Updated 7/29/22:  I did some research and got carried away …

Alzheimer’s cure has never been developed because scientists have misunderstood disease for 30 years, study suggests


…  Plaques in the brain were first identified in dementia patients by the German psychiatrist Alois Alzheimer in 1906, and in 1984 amyloid beta was found to be their main component.

For the next 20 years, hundreds of trials were conducted into therapies targeting amyloid in the brain, but all failed, leading to the theory being largely abandoned until the Minnesota paper was published in 2006.

Since then, universities, research institutions and pharmaceutical companies have spent billions investigating and trialling therapies to clear the brain of amyloid, but none have worked.
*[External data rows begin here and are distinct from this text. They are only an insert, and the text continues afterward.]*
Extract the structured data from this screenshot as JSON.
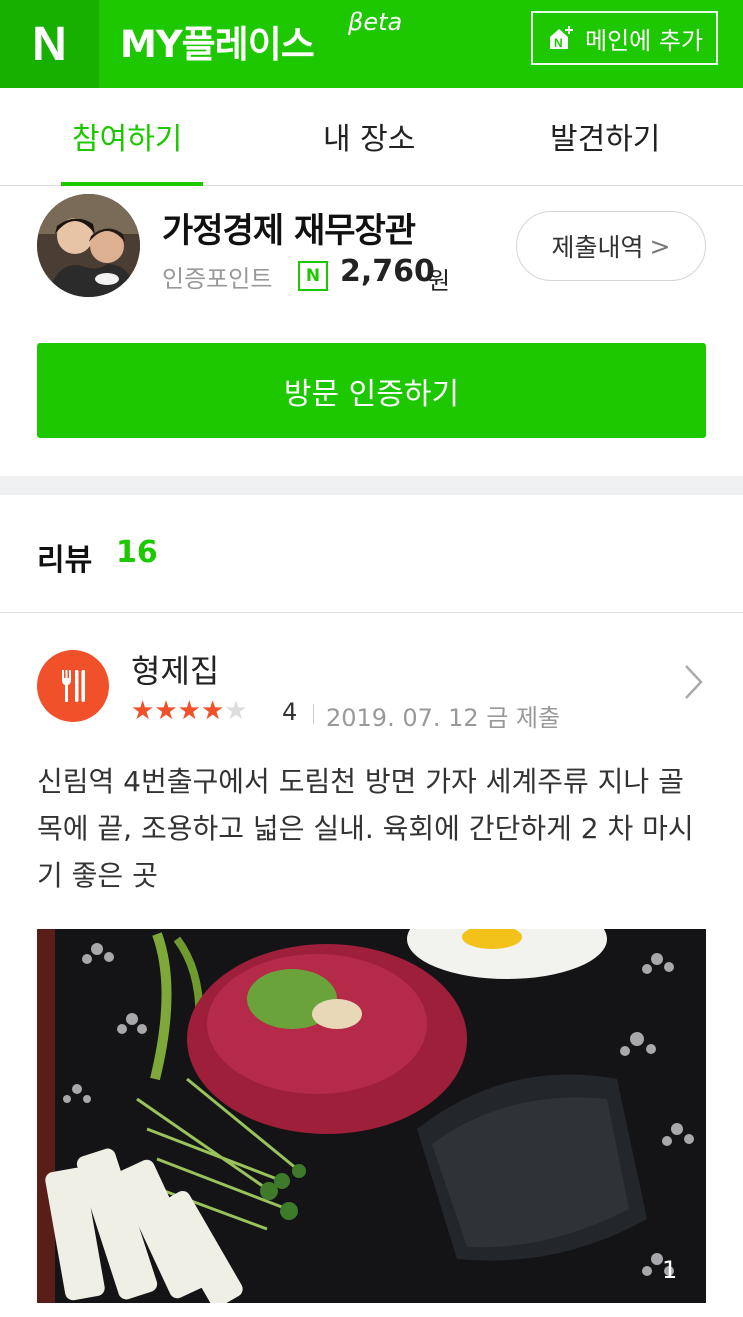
{
  "header": {
    "logo": "N",
    "title": "MY플레이스",
    "beta": "βeta",
    "add_main_label": "메인에 추가",
    "accent": "#1ec800"
  },
  "tabs": [
    {
      "label": "참여하기",
      "active": true
    },
    {
      "label": "내 장소",
      "active": false
    },
    {
      "label": "발견하기",
      "active": false
    }
  ],
  "profile": {
    "name": "가정경제 재무장관",
    "points_label": "인증포인트",
    "points_icon": "N",
    "points_value": "2,760",
    "points_unit": "원",
    "submit_history_label": "제출내역",
    "submit_history_chevron": ">"
  },
  "visit_button_label": "방문 인증하기",
  "reviews": {
    "heading": "리뷰",
    "count": "16",
    "items": [
      {
        "place": "형제집",
        "category_icon": "restaurant-icon",
        "rating": "4",
        "stars_filled": 4,
        "stars_total": 5,
        "date": "2019. 07. 12 금 제출",
        "text": "신림역 4번출구에서 도림천 방면 가자 세계주류 지나 골목에 끝, 조용하고 넓은 실내. 육회에 간단하게 2 차 마시기 좋은 곳",
        "photo_index": "1"
      }
    ]
  }
}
Dennis Selkoe, professor of neurologic diseases, at Harvard University, told Science that there was “precious little evidence” that the amyloid found by the Minnesota team even existed.
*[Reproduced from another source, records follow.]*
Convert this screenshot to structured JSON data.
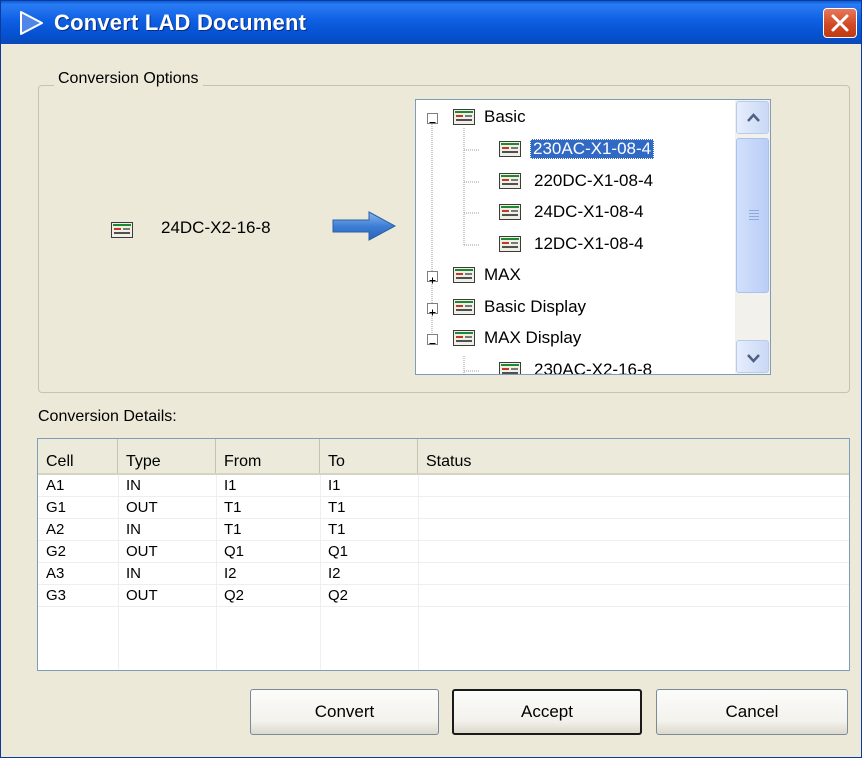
{
  "window": {
    "title": "Convert LAD Document"
  },
  "options": {
    "group_label": "Conversion Options",
    "source": {
      "label": "24DC-X2-16-8",
      "icon": "module-icon"
    },
    "tree": {
      "items": [
        {
          "label": "Basic",
          "expander": "⊟",
          "children": [
            {
              "label": "230AC-X1-08-4",
              "selected": true
            },
            {
              "label": "220DC-X1-08-4"
            },
            {
              "label": "24DC-X1-08-4"
            },
            {
              "label": "12DC-X1-08-4"
            }
          ]
        },
        {
          "label": "MAX",
          "expander": "⊞"
        },
        {
          "label": "Basic Display",
          "expander": "⊞"
        },
        {
          "label": "MAX Display",
          "expander": "⊟",
          "children": [
            {
              "label": "230AC-X2-16-8"
            }
          ]
        }
      ]
    }
  },
  "details": {
    "label": "Conversion Details:",
    "columns": [
      "Cell",
      "Type",
      "From",
      "To",
      "Status"
    ],
    "rows": [
      {
        "cell": "A1",
        "type": "IN",
        "from": "I1",
        "to": "I1",
        "status": ""
      },
      {
        "cell": "G1",
        "type": "OUT",
        "from": "T1",
        "to": "T1",
        "status": ""
      },
      {
        "cell": "A2",
        "type": "IN",
        "from": "T1",
        "to": "T1",
        "status": ""
      },
      {
        "cell": "G2",
        "type": "OUT",
        "from": "Q1",
        "to": "Q1",
        "status": ""
      },
      {
        "cell": "A3",
        "type": "IN",
        "from": "I2",
        "to": "I2",
        "status": ""
      },
      {
        "cell": "G3",
        "type": "OUT",
        "from": "Q2",
        "to": "Q2",
        "status": ""
      }
    ]
  },
  "buttons": {
    "convert": "Convert",
    "accept": "Accept",
    "cancel": "Cancel"
  },
  "colors": {
    "titlebar": "#0451d0",
    "selection": "#316ac5",
    "face": "#ece9d8",
    "close": "#d14a25"
  }
}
Professor Thomas Sudhof, a Nobel laureate of Stanford University, added: “The immediate, obvious damage, is wasted NIH funding and wasted thinking in the field because people are using these results as a starting point for their own experiments.”

The authors of the Minnesota paper have defended their original findings claiming they “still have faith” that amyloid play a major causative role in Alzheimer’s. …
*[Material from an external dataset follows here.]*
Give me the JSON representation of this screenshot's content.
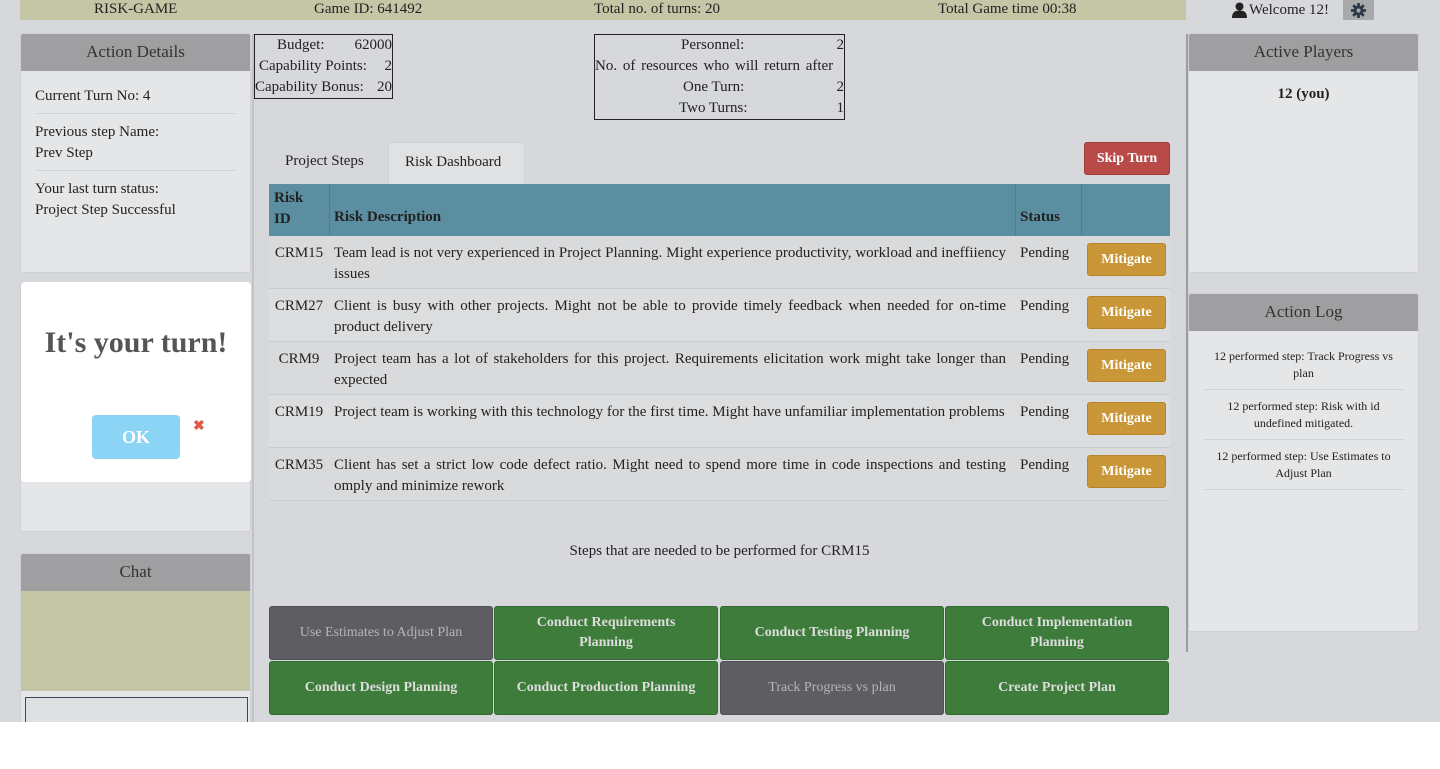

I’ve been researching Alzheimer’s since 2018 and the doctors I’ve been following didn’t think that beta-amyloid was the problem, but that it develops to PROTECT the brain from the problems:  toxins, mold, bacteria and so much more.

I can’t wait to see how the investigation of the University of Minnesota study turns out!

And it’s almost funny to see the headline about the Alzheimer’s “cure” when in fact, it’s NOT a cure that’s needed.   Patients now routinely reverse cognitive decline by removing the CAUSES of Alzheimer’s:

TOXIC food, water, air, stress, high blood sugar, lack of sleep, … It’s a very long list.

Published in February 2016:

Inhalational Alzheimer’s disease: an unrecognized—and treatable—epidemic

Bredesen DE. Inhalational Alzheimer’s disease: an unrecognized – and treatable – epidemic. Aging (Albany NY). 2016 Feb;8(2):304-13. doi: 10.18632/aging.100896. PMID: 26870879; PMCID: PMC4789584.


Patient 2

This is a follow-up description of the second patient described in a previous report []. A 59-year-old man began to note word-finding difficulties, followed by difficulties with arithmetic. These symptoms had been preceded by depression for seven years. He had been a type A personality with a high-powered position, whose neurological symptoms had begun after two years of the most stressful time of his career. His personality changed, and he became passive and timid. Neuropsychological testing showed profound impairment in semantic fluency, executive functioning, attention, overall mental status, processing, and visual memory. …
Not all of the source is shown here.